Enfin, la procédure de consultation concernant le projet de loi fédérale relative à la recherche sur l'être humain a clairement établi qu'il existait en Suisse un consensus sur le fait qu'il fallait adopter les principes minimaux de la Convention sur les droits de l'homme et la biomédecine; l'adoption de dispositions moins sévères que celles de la convention n'a pas été demandée. C'est pourquoi le Conseil fédéral, lorsqu'il a pris connaissance cette année des résultats de la procédure de consultation sur le projet de loi relative à la recherche sur l'être humain, a assuré que ce projet, qui sera probablement soumis au Parlement l'année prochaine, ne prévoirait pas de normes de protection moins sévères que celles prévues par la Convention sur les droits de l'homme et la biomédecine.

Ce serait donc un non-sens de suspendre une nouvelle fois la procédure de ratification de la convention jusqu'à l'adoption du projet de loi relative à la recherche sur l'être humain, comme le propose la minorité. Même en ratifiant la convention, le Parlement peut adopter ensuite des normes de protection plus sévères que celles prévues par la convention. Il est toutefois nécessaire, et nous le savons, de formuler deux réserves par rapport à la loi sur la transplantation, parce que la convention est plus sévère que notre loi. Nous savons que nous devons faire deux réserves, et c'est la raison pour laquelle nous avons attendu la loi sur la transplantation.

Avec la Convention sur les droits de l'homme et la biomédecine, il y a aussi le Protocole additionnel portant interdiction du clonage d'êtres humains. Vous savez que ce protocole interdit toute intervention ayant pour but de créer un être humain génétiquement identique à un autre être humain vivant ou mort. Cette interdiction est conforme à notre Constitution fédérale qui, à l'article 119 alinéa 2 lettre a, interdit toute forme de clonage de gamètes et d'embryons humains. La Constitution interdit également toute intervention dans le patrimoine génétique de gamètes et d'embryons humains.

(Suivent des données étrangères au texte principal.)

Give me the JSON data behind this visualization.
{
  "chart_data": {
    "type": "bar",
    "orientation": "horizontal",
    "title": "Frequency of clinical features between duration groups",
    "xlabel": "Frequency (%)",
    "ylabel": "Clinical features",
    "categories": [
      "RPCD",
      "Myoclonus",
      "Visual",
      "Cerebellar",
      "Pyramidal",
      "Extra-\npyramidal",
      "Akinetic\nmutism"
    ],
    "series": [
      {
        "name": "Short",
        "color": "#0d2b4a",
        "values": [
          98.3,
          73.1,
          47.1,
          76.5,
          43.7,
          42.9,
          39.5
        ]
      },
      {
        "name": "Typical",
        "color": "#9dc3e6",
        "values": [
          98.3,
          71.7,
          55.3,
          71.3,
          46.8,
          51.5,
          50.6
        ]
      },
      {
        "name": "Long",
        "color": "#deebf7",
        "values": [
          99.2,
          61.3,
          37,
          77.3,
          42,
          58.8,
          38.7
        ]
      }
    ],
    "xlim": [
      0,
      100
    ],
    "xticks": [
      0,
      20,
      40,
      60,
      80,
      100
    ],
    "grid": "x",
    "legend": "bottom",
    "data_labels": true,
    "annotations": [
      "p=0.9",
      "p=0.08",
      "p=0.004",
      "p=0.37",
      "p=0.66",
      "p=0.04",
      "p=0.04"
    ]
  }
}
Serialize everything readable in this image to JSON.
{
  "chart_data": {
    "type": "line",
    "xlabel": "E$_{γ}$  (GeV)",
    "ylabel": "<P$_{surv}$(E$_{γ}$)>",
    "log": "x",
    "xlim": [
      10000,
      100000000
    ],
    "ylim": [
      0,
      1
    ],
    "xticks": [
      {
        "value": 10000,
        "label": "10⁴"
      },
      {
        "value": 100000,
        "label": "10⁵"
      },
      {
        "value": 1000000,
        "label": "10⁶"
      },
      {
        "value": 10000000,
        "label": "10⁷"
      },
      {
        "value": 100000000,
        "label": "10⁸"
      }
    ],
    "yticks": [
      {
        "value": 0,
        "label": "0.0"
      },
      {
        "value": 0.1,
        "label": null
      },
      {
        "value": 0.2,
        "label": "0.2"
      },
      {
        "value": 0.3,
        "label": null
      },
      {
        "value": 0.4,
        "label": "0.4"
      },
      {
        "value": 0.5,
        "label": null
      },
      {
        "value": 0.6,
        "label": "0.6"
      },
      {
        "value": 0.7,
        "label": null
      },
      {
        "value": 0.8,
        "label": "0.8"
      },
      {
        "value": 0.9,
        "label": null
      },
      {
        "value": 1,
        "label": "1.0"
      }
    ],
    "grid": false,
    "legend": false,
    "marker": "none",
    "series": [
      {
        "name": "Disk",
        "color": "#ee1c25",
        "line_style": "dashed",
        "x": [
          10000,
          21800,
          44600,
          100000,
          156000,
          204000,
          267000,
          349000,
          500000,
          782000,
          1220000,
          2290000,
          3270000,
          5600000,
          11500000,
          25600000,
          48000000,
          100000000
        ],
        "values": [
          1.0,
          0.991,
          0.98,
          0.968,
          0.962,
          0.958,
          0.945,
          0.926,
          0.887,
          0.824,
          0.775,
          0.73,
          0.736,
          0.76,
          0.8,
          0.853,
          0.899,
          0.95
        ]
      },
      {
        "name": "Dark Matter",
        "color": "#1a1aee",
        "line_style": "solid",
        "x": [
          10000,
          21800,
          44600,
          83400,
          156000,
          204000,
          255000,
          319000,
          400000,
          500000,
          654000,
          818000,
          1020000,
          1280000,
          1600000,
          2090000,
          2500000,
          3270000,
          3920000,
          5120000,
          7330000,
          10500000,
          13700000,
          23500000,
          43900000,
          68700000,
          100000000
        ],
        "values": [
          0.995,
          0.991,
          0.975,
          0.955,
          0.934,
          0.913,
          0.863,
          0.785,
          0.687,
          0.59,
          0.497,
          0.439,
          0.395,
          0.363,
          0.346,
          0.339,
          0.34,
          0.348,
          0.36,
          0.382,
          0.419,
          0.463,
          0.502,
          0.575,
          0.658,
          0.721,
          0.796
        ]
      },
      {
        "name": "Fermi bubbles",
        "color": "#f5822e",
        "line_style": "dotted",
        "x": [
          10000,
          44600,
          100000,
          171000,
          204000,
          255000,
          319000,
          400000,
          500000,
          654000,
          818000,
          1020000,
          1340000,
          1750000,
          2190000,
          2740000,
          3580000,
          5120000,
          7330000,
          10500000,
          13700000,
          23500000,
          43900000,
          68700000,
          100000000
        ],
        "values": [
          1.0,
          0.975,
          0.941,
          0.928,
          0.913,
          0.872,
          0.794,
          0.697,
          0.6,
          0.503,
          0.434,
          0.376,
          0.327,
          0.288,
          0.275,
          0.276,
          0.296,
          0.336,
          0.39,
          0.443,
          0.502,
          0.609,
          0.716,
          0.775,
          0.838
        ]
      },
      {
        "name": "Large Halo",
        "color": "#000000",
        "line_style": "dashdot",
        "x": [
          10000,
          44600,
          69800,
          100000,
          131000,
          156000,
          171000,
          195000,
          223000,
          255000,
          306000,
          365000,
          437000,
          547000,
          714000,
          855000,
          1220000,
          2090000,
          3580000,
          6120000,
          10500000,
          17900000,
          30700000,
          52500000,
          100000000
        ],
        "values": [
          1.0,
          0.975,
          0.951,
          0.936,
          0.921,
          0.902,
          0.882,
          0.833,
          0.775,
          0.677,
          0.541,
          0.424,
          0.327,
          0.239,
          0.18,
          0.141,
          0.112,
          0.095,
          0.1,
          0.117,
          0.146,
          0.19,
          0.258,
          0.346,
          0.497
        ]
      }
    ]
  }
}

J'en arrive aux conclusions. La Convention sur les droits de l'homme et la biomédecine a pour but de protéger l'être humain et les droits de l'homme. Elle veut également mettre des limites au tourisme médical et empêcher que la recherche soit effectuée dans des pays qui ont des normes de protection moins sévères.

La Suisse a soumis les expériences sur des animaux à des conditions légales très strictes. Il serait dès lors difficile de justifier pourquoi elle n'adopte pas une protection minimale pour la recherche médicale sur l'être humain. Cette protection, par la ratification de la convention, vaudrait pour toute recherche sur l'être humain. Elle a par ailleurs déjà été intégrée par les Chambres fédérales dans la loi sur les produits thérapeutiques et la loi sur la transplantation.

Nous avons, comme vous l'avez entendu, une minorité dont les membres représentent deux opinions complètement différentes: les uns ont peur qu'on aille trop loin dans la protection; les autres ont peur du contraire.

La majorité de la commission vous demande d'adopter ce projet - la décision a été prise par 13 voix contre 5 et 2 abstentions. En effet, il est vraiment nécessaire, maintenant, de ratifier cette convention; la loi relative à la recherche sur l'être humain, qui nous sera soumise l'année prochaine, ne rencontrera pas de problèmes du fait de la ratification de cette convention - il n'y a aucun doute là-dessus.

En outre, la proposition subsidiaire défendue par la minorité a été rejetée en commission par 12 voix contre 6 et 2 abstentions.